Now that the Big Ten has a rescheduled kickoff weekend, coaches and players can start the sprint to opening day.
Expect a wild ride.
After canceling spring football, limiting and sometimes pausing offseason workouts, shutting down full-contact practices and eventually postponing the season, the league's 14 university presidents and chancellors have given teams five weeks to accomplish what typically takes months — getting into football shape by late October for the start of a most unusual season.
“We’re going to be ready to play on (October) the 24th," Ohio State coach Ryan Day said, referring to the new opening weekend. “You know, the ramp up to that, and the 20 hours (of weekly practice), and putting on pads has been well thought out. So we’ll be ready. We’ll play with depth."
Those who play the sport, teach the sport and watch the sport almost universally expressed joy and relief Wednesday, knowing football will return. Like those other conferences, though, Big Ten football will look different in many ways.
Stadiums will be mostly empty and tickets will not be sold to the public. The season has been reduced from 12 games to eight with the opportunity for a ninth around the Dec. 19 conference championship game.
Players will undergo daily antigen testing before practice and if two tests confirm a positive result, the player must sit out 21 days before being cleared for game action. Those who contract COVID-19 must be cleared by a school-designated cardiologist before returning. Teams will have backup plans if the head coach or an assistant falls ill.
Not everyone is following the same script, either. Indiana University plans to conduct daily testing starting Thursday. The league won't require it until Sept. 30.
And though everyone understands the guidelines and polices, coaches may spend more time over the next few weeks contemplating how to properly sanitize practice facilities, meeting rooms and locker rooms than crafting game plans because the healthiest team could emerge as the league champ.
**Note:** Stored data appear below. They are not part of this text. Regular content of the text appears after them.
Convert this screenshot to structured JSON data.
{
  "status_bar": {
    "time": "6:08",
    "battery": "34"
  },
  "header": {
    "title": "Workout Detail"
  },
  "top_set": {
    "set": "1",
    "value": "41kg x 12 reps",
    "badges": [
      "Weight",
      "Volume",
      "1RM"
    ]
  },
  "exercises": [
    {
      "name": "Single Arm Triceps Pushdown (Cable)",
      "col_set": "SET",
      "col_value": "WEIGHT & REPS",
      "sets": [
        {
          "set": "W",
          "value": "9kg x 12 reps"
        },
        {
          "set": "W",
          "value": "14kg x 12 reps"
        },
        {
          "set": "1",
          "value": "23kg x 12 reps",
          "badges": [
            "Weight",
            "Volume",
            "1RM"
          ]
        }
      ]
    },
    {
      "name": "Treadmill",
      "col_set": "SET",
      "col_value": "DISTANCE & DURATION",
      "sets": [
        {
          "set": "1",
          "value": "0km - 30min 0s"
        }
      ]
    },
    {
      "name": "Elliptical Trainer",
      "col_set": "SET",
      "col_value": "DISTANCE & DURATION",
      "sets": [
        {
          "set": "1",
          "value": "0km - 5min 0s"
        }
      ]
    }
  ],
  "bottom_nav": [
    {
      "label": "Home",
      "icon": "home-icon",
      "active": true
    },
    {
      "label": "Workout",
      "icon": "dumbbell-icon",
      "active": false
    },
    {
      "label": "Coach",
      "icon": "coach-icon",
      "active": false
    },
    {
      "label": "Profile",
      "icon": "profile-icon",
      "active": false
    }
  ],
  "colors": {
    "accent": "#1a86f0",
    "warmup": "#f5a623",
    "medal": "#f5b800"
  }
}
“My initial concerns were how do you meet, how do you practice, how do you keep social distancing during your practice but (also) in meetings and all the situations when you have close quarters.“ said Wisconsin athletic director and former football coach Barry Alvarez, who noted he's been assured it's achievable. “To me, that was the hardest (part), this adjusting your players and coaches to a change in how you go about your day-to-day routine.”
On the field, there are other risks like injuries.
While the Big Ten permitted teams to run and lift weights as well as doing light work in helmets for 12 hours per week over the past month, the intensity of full-contact practices will pick up quickly.
Purdue coach Jeff Brohm and Indiana coach Tom Allen don't plan to change much this week or next.
“I think the following week, on a Tuesday — as of now I don’t think that’s set in stone — maybe the first day in shells," Brohm said, referring to Sept. 29. “That Wednesday, the following day, may be our first day in pads, though I don’t know that’s fully set in stone."
What else will be on the coaches' plates? Discussions about travel and depth charts and playbooks. And some non-traditional recruiting.
“We’re going to support any decision he wants to make and the direction he wants to go," Brohm said. “But yes, we’re definitely going to look into it and see where that goes."
Schedules will look different, too.
By playing nine consecutive weekends, the Big Ten can finish in time to be in the playoff mix and the bowls hunt. Friday night telecasts are likely to return while traditional Thanksgiving weekend rivalries, such as Michigan-Ohio State and Indiana-Purdue, could find new dates. And then there's the cross-division finish against a Week 9 opponent yet to be determined.
“I have to give (Michigan coach) Jim Harbaugh a lot of credit as he was the one that came up with that idea," Allen said. “We talked for a long time about how we decide who that ninth game is against, whether it was a blind draw against somebody from the other division. But he came up with the way to have parity in that last game. That is where we came up with the No. 7 plays No. 7 and so on."
But despite all the unknowns, all the fears and no time to waste, there is one unifying hope it all goes off without a hitch.
“Our players want to play, our coaches want to coach and our fans want to watch,” Nebraska athletic director Bill Moos said. “We’re going to be able to do all these things now, so that’s why it’s a celebration. I believe, and very strongly, that the state of Nebraska needs football. In the world I live in, football needs Nebraska. We’re going to be able to deliver that and I’m very very excited.”